Nevertheless, Peake wraps up the book with a three-paragraph crescendo of triumphalistic braying, which would ring utterly false if it weren't so self-spoofingly odd. Here is part of the penultimate paragraph:
Through honeycombs of stone would now be wandering the passions in their clay. There would be tears and there would be strange laughter. Fierce births and deaths beneath umbrageous ceilings. And dreams, and violence, and disenchantment.

5 comments:

joelville said...

I have nothing constructive to add, except to note that you successfully summarized and surpassed my own feelings about Mervyn Peake!

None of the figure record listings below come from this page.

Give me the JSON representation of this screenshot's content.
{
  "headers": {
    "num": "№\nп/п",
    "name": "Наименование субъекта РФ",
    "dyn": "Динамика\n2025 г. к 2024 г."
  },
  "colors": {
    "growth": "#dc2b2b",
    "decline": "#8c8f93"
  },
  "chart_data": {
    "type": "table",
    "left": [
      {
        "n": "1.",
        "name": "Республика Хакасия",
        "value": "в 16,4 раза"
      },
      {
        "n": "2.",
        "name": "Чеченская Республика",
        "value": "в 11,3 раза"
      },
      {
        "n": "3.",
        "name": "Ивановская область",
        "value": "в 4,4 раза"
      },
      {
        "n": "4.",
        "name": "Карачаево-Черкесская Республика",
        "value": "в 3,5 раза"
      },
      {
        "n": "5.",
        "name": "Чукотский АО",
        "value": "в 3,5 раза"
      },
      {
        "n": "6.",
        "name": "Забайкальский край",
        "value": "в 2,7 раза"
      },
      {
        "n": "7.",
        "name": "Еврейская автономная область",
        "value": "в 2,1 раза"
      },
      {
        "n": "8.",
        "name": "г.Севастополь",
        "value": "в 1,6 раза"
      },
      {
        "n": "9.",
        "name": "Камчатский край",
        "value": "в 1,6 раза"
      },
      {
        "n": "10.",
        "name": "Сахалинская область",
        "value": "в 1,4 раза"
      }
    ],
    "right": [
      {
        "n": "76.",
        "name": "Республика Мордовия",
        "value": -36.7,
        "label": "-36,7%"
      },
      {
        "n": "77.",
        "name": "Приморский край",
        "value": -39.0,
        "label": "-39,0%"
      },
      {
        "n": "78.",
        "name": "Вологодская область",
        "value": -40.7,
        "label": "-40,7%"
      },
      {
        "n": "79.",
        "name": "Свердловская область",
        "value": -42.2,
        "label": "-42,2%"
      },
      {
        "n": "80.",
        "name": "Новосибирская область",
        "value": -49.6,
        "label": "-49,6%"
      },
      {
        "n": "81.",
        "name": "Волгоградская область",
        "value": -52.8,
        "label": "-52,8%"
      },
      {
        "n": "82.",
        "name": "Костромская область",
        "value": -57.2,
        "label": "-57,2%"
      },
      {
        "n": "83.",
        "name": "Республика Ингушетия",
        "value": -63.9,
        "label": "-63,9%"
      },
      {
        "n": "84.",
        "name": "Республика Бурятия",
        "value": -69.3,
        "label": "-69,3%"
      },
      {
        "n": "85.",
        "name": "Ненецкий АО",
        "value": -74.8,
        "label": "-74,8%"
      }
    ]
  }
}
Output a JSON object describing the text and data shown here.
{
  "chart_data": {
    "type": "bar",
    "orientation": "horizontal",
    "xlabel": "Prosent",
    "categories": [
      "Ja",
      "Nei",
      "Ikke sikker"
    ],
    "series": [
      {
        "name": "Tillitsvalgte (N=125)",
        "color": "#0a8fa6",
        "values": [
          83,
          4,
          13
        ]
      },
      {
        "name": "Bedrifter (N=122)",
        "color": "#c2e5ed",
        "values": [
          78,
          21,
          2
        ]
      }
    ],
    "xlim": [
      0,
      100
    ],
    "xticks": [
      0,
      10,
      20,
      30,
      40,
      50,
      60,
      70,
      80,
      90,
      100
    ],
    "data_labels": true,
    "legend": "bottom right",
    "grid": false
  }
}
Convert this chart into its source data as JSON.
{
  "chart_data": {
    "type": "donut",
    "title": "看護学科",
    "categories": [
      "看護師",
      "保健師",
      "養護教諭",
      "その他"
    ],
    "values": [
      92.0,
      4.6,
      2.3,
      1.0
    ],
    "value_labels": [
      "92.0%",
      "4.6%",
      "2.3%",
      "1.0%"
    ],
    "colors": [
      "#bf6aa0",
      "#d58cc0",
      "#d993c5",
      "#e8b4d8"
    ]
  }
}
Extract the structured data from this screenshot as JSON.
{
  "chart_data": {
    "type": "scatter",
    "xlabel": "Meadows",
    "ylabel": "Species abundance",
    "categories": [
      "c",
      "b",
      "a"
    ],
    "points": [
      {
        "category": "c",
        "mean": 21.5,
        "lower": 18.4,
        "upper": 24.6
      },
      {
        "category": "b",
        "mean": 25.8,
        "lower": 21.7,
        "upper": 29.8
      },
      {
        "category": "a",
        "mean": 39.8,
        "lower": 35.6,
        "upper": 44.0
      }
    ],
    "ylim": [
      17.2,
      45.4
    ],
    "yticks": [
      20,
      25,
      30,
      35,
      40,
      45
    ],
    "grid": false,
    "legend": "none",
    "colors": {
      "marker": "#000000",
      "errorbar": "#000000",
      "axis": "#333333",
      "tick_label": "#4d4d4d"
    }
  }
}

Thank you for writing this, it makes finally gives me somewhere to turn people when I just can't explain why I like Gormenghast.

RobbieFish said...

Thanks & you're welcome!

nattyish said...

I've been searching, and am unable to find a definition of the word "julip" except as a misspelling of "julep". Perhaps it's a neologism of Peake's own design.

RobbieFish said...

Thanks for making the effort, Nathaniel.

RobbieFish said...

The only light I can shed on ICHABOD is 1 Samuel 4:21, where the wife of Phineas has just heard that her husband was killed in battle and the Philistines have captured the Ark of the Covenenant: "And she called the boy Ichabod, saying, 'The glory has departed from Israel,' because the ark of God was taken and because of her father-in-law and her husband." According to Strong's notes, the name Ichabod means "inglorious." I reckon Peake's use of this word in his imagery of crumbled masonry is a reference to this departed glory.